The festival will showcase over 20 interactive panels, with titles spanning from The Rise of Athlete Representation, to The Intersection of Trail Running & the Creator Economy, to The Future of Trail Races. On Wednesday, Catalonian-born Killian Jornet, widely recognized as the greatest trail runner in the world, will record a live podcast on the Western State’s stage at 2 p.m. As with all events at TrailCon, the recording is open to the public. Happy hours will also be held.
“There is something for everybody at the festival,” Madigan said, “even for non-runners. Tahoe is full of athletes, and at the end of the day all our sports have a common thread — the mountains, protecting sacred places, challenging ourselves physically. Really, there is something to be learned for everybody who wants to attend, from nutrition tips to public land issues.”

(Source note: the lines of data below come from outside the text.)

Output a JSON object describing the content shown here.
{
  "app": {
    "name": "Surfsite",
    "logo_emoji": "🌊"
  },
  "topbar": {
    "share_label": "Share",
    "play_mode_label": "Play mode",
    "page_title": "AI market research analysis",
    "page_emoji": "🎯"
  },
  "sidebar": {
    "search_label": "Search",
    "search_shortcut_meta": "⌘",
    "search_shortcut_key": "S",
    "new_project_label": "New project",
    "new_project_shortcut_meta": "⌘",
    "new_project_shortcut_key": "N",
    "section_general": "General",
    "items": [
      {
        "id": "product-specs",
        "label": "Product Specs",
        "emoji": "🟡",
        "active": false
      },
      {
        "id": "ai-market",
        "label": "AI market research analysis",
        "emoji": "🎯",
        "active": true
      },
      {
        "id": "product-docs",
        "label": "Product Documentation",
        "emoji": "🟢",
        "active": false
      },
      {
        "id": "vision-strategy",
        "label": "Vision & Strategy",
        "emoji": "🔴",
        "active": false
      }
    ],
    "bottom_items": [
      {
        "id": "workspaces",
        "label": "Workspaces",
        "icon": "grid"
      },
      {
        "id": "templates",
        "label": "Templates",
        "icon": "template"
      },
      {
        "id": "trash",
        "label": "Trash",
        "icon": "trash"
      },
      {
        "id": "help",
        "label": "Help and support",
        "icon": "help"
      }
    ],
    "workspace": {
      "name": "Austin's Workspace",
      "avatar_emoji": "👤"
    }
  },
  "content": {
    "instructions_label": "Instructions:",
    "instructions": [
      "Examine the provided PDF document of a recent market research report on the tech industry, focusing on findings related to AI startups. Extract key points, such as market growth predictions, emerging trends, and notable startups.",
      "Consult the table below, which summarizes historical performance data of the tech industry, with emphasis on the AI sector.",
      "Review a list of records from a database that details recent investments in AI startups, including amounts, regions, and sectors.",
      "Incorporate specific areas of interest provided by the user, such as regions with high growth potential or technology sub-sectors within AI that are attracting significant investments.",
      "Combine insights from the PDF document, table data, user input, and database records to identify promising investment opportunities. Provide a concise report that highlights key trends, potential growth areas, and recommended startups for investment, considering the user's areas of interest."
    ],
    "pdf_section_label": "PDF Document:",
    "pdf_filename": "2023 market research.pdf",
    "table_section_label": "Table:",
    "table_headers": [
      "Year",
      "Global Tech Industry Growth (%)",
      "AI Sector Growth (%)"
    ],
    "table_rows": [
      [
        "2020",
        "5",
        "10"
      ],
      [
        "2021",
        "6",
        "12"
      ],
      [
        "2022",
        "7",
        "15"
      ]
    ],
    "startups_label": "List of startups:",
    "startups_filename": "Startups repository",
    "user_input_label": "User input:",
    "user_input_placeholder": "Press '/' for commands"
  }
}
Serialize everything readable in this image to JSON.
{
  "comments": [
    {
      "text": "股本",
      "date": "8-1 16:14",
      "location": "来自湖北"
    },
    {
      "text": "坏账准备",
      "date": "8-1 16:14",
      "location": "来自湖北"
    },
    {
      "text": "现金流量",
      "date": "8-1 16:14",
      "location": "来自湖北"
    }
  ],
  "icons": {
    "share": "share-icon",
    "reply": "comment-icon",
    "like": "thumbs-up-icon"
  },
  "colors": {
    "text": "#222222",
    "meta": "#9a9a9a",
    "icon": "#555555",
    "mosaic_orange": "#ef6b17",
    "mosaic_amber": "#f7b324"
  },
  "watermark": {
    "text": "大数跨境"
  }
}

The festival is free to attend, be it one panel or the entire two-day’s worth of events. The only requisite is to pre-register at trailconference.com.
In some ways, trail running in the Western World began with Pheidippides in 490 B.C., who, according to lore, ran the roughly 26.2 miles home from the battle of Marathon to inform Athens of its underdog victory against the invading Persian army. Though Pheidippides reportedly died from exhaustion directly after giving the news, trail running has lived on — and the center of its universe may be even further cemented in Olympic Valley with the rise of TrailCon.